Гульнара общительная доброжелательная женщина родом из Махачкалы, тоже в возрасте, сыну Артемию три года, у него синдром Дауна. Тёмка резвый мальчишка, своенравный, Гуля находит с ним общий язык. В санатории успевала кроме своего последить еще за десятком детей, пока мамы бегали на процедуры. Однажды подержала на руках Александра 10 минут, пока я думала, что мне еще нужна магнитная терапия на шейно-грудной отдел позвоночника. Я спросила, кто помогает ей с сыном в Москве. Ответила, что никто, что муж умер в сентябре прошлого года и она занимается Тёмкой сама. Водит в обычный садик. Только тогда я заметила, что вся Гулина одежда черного цвета.

Андрей и Ксения приехали с двумя детьми лет пяти. У Якова проблемы со зрением, у Марины тяжелая форма ДЦП. В столовой Марина кушала в стульчике для кормления, потому что плохо держит спину. Однажды, когда я, как обычно, носилась по столовой с младенцем на руках в попытках набрать на тарелки еду для детей, ко мне подошла Ксения и предложила взять их стульчик для кормления (эти штуки здесь страшный дефицит, за ними вечно охотятся). Я усадила в него малыша и, выдохнув, принялась обедать. Оказалось, что ребята попросили дочку уступить малышу стульчик, Маринка не отказала родителям, но расплакалась. Меня так тронул этот поступок, что мы с Александром подошли знакомиться с Мариной, она его потрогала за ручки и ножки, а он ей поулыбался. Стульчик мы с малышом уступили девочке (ей хотелось именно розовый), а нам официанты срочно принесли освободившийся другой. Каждый раз потом в столовой Марина с нами здоровалась и пару раз даже по собственной инициативе отдала Александру свой розовый стульчик для кормления.
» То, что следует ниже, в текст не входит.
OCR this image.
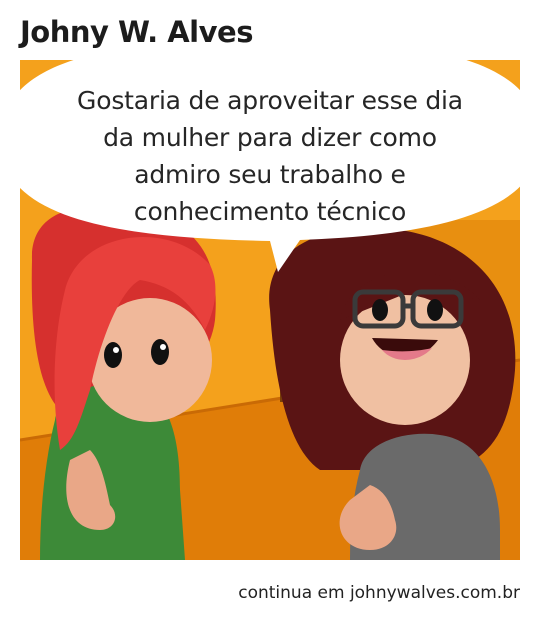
Johny W. Alves
Gostaria de aproveitar esse dia
da mulher para dizer como
admiro seu trabalho e
conhecimento técnico
continua em johnywalves.com.br
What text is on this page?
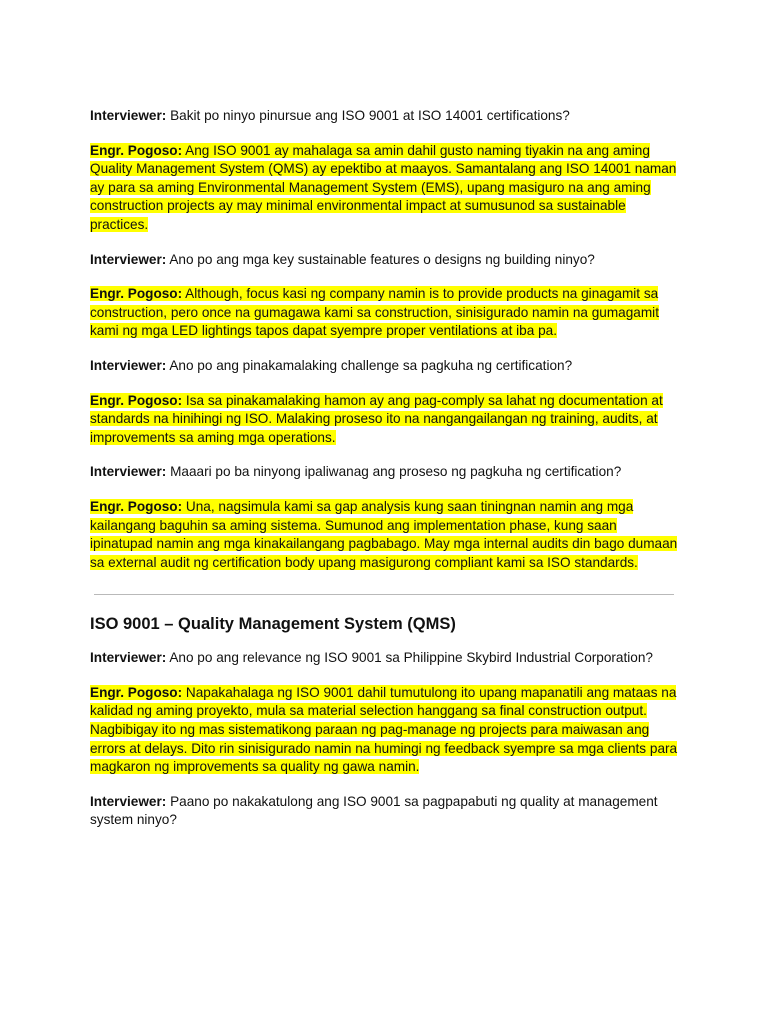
Interviewer: Bakit po ninyo pinursue ang ISO 9001 at ISO 14001 certifications?

Engr. Pogoso: Ang ISO 9001 ay mahalaga sa amin dahil gusto naming tiyakin na ang aming Quality Management System (QMS) ay epektibo at maayos. Samantalang ang ISO 14001 naman ay para sa aming Environmental Management System (EMS), upang masiguro na ang aming construction projects ay may minimal environmental impact at sumusunod sa sustainable practices.

Interviewer: Ano po ang mga key sustainable features o designs ng building ninyo?

Engr. Pogoso: Although, focus kasi ng company namin is to provide products na ginagamit sa construction, pero once na gumagawa kami sa construction, sinisigurado namin na gumagamit kami ng mga LED lightings tapos dapat syempre proper ventilations at iba pa.

Interviewer: Ano po ang pinakamalaking challenge sa pagkuha ng certification?

Engr. Pogoso: Isa sa pinakamalaking hamon ay ang pag-comply sa lahat ng documentation at standards na hinihingi ng ISO. Malaking proseso ito na nangangailangan ng training, audits, at improvements sa aming mga operations.

Interviewer: Maaari po ba ninyong ipaliwanag ang proseso ng pagkuha ng certification?

Engr. Pogoso: Una, nagsimula kami sa gap analysis kung saan tiningnan namin ang mga kailangang baguhin sa aming sistema. Sumunod ang implementation phase, kung saan ipinatupad namin ang mga kinakailangang pagbabago. May mga internal audits din bago dumaan sa external audit ng certification body upang masigurong compliant kami sa ISO standards.

ISO 9001 – Quality Management System (QMS)

Interviewer: Ano po ang relevance ng ISO 9001 sa Philippine Skybird Industrial Corporation?

Engr. Pogoso: Napakahalaga ng ISO 9001 dahil tumutulong ito upang mapanatili ang mataas na kalidad ng aming proyekto, mula sa material selection hanggang sa final construction output. Nagbibigay ito ng mas sistematikong paraan ng pag-manage ng projects para maiwasan ang errors at delays. Dito rin sinisigurado namin na humingi ng feedback syempre sa mga clients para magkaron ng improvements sa quality ng gawa namin.

Interviewer: Paano po nakakatulong ang ISO 9001 sa pagpapabuti ng quality at management system ninyo?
С первого дня мы обратили внимание на близнецов Гришу и Диму пяти лет. У обоих в голове импланты, без которых ребята не могут слышать. У Димы ДЦП. Папа, в основном, водил Диму. Подбадривал, шутил — давай, мол, не сбавляй обороты, нужно ходить пешком. Парень жаловался и сердился. Под конец уже без поддержки играл на пляже. А заметили мы их, потому что они заметные. Бывает так, что родители, стесняясь, как бы прячут детей от посторонних глаз. Может, непроизвольно. Стараются побыстрее уйти, не выделяться. Но этих было всегда заметно, они носили одинаковые яркие футболки и шорты. И папа тоже. И мне казалось, это о том, что вот эти двое — мои дети, а я их отец. В первый день, когда врачи назначали лечение, я обратила внимание в очереди на маму и Гришу в голубой кепке. Через некоторое время показались папа за руку с Димой, искали среди толпы своих и нужный кабинет. На обоих были точно такие же одинаковые голубые кепки. Я подошла и сказала, что аналогичную кепку видела у двадцатого кабинета. «О, спасибо!» — ответил папа, — «а здорово мы с кепками придумали, да?».

Еще была моя любимая тихая семья. Я с ними не познакомилась — я не понимаю язык жестов. Их было пятеро — двое родителей и трое детей, младшему год с небольшим, старшей девочке лет 13. Они были спортивные и подтянутые, папа — единственный, кроме Толика, кто в санатории бегал по утрам. Они держались вместе, но на пляже присоединялись к играющим в волейбол.

Я заметила, что объединяет всех этих Родителей: улыбка, осанка, доброжелательность, открытость, вежливость, уважение к детям и уважение к себе. Вдруг, кто-то еще захочет взять с них пример.